What is Dysthymia (Depressed Mood)?
Dysthymia is a persistent mood disorder characterized by a chronic depressive mood that currently does not meet the description of a recurrent depressive disorder of mild or moderate severity, either in severity or duration of individual episodes (although in the past there could be individual episodes that meet the criteria for a mild depressive episode, especially at the onset of the disorder). The balance between the individual episodes of mild depression and periods of relatively normal state is very variable. These people have periods (days or weeks) that they themselves regard as good. However, most of the time (often months) they feel tired and depressed. Everything becomes difficult and nothing is fun. They are prone to dark reflections and complain that they do not sleep well and feel uncomfortable, but generally cope with the basic requirements of everyday life, therefore dysthymia has much in common with the concept of depressive neurosis or neurotic depression.
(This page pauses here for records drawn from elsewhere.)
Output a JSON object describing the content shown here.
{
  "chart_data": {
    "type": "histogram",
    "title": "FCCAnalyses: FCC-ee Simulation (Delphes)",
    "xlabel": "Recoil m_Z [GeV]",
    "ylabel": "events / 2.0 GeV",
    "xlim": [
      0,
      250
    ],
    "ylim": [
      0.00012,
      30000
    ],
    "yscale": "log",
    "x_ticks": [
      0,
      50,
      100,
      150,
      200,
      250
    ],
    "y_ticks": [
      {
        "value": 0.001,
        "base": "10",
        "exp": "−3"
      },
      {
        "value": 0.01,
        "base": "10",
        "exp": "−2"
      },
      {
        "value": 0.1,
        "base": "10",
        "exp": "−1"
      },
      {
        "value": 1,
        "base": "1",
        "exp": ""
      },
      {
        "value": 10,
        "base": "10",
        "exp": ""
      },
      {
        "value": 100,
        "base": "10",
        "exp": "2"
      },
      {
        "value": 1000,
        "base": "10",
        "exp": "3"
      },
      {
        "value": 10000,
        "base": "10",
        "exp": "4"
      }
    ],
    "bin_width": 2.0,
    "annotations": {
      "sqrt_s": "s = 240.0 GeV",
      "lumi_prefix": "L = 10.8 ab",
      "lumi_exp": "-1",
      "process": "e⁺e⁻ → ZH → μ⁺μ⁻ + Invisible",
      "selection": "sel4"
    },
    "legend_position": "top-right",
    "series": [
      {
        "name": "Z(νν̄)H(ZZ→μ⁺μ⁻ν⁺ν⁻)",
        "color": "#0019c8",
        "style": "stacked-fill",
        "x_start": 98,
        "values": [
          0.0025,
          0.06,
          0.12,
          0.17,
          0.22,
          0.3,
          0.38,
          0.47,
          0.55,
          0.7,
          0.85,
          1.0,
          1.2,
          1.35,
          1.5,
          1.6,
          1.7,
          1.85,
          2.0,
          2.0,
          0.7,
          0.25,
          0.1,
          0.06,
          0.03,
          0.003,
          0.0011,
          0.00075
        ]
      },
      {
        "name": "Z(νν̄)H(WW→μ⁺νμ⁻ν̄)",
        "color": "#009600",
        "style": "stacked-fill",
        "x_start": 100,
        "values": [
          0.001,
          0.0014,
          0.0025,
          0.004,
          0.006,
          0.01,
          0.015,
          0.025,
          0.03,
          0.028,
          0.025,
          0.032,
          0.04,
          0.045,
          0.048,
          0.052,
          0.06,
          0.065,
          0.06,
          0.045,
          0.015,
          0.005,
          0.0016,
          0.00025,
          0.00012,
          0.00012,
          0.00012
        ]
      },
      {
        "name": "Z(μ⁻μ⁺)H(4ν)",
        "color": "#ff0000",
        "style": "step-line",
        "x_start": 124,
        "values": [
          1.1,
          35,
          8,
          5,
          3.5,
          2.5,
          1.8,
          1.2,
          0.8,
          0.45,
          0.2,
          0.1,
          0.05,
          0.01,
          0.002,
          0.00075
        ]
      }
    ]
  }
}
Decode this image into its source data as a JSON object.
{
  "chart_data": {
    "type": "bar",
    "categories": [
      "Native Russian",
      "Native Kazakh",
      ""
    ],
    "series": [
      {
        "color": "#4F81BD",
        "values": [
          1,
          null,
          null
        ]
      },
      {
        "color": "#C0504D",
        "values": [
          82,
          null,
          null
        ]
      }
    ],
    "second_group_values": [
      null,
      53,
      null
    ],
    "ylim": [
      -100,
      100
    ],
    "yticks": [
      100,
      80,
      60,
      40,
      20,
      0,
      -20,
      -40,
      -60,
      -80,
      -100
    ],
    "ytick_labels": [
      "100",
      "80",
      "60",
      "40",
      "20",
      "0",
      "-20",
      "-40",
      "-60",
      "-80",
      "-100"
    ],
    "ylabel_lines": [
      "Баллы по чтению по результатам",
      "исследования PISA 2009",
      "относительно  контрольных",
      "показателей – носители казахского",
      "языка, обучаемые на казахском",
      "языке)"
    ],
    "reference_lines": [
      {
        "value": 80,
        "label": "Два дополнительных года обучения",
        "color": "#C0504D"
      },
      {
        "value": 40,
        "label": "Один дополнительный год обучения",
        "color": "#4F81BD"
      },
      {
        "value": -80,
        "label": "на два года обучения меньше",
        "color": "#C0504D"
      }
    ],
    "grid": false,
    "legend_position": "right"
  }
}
Causes of Dysthymia (Depressive Mood)
The types of personalities that have dysthymia, it would be correct to call constitutional depressive. These features in them are manifested in childhood and puberty as a reaction to any difficulty, and later on endogenously.
Pathogenesis during Dysthymia (Depressive Mood)
Usually, this disorder begins at a young age (at a teenager or up to 30 years old) and lasts for several years, sometimes indefinitely. When such a condition occurs later, it is most often a consequence of a depressive episode and is associated with the loss of a loved one or other obvious stressful situations.
Symptoms of Dysthymia (Depressive Mood)
Patients are tearful, pensive and not too sociable, pessimistic. Under the influence of insignificant stresses in postpuberty, for at least two years, they have periods of constant or periodic depressive mood. Intermediate periods of normal mood rarely last longer than several weeks, the whole mood of the person is colored by subdepression. However, the level of depression is lower than with mild recurrent disorder. It is possible to identify the following symptoms of subdepression:
- reduced energy or activity;
- sleep disturbance and insomnia;
- decreased self-confidence or inferiority;
- difficulty concentrating, and hence subjectively perceived loss of memory;
- frequent tearfulness and hypersensitivity;
- decrease in interest or pleasure from previously pleasant and instinctive forms of activity;
- a sense of hopelessness or despair due to an awareness of helplessness;
- inability to cope with the routine duties of everyday life;
- pessimistic attitude towards the future and a negative assessment of the past;
- social exclusion;
- decreased talkativeness and secondary deprivation.<
Diagnosis of Dysthymia (Depressive Mood)
- At least two years of persistent or recurring depressive mood. Periods of normal mood rarely last longer than a few weeks.
- The criteria do not correspond to a mild depressive episode, since suicidal thoughts are absent.
- During periods of depression, at least three of the above symptoms of subdepression should be present.
Differential diagnosis. It should be differentiated from a mild depressive episode, the initial stage of Alzheimer’s disease. In a mild depressive episode, suicidal thoughts and ideas are present. In the initial stages of Alzheimer’s disease and other organic disorders of depression become protracted, organics can be identified neuropsychologically and with the help of other objective research methods.
Treatment of Dysthymia (Depressive Mood)
With a reduced mood, Prozac, sleep deprivation treatment and enotherapy are indicated. Sometimes 2-3 sessions of nitrous oxide, amytal-caffeine disinhibition and intravenous administration of novocaine, as well as nootropic therapy, give the effect.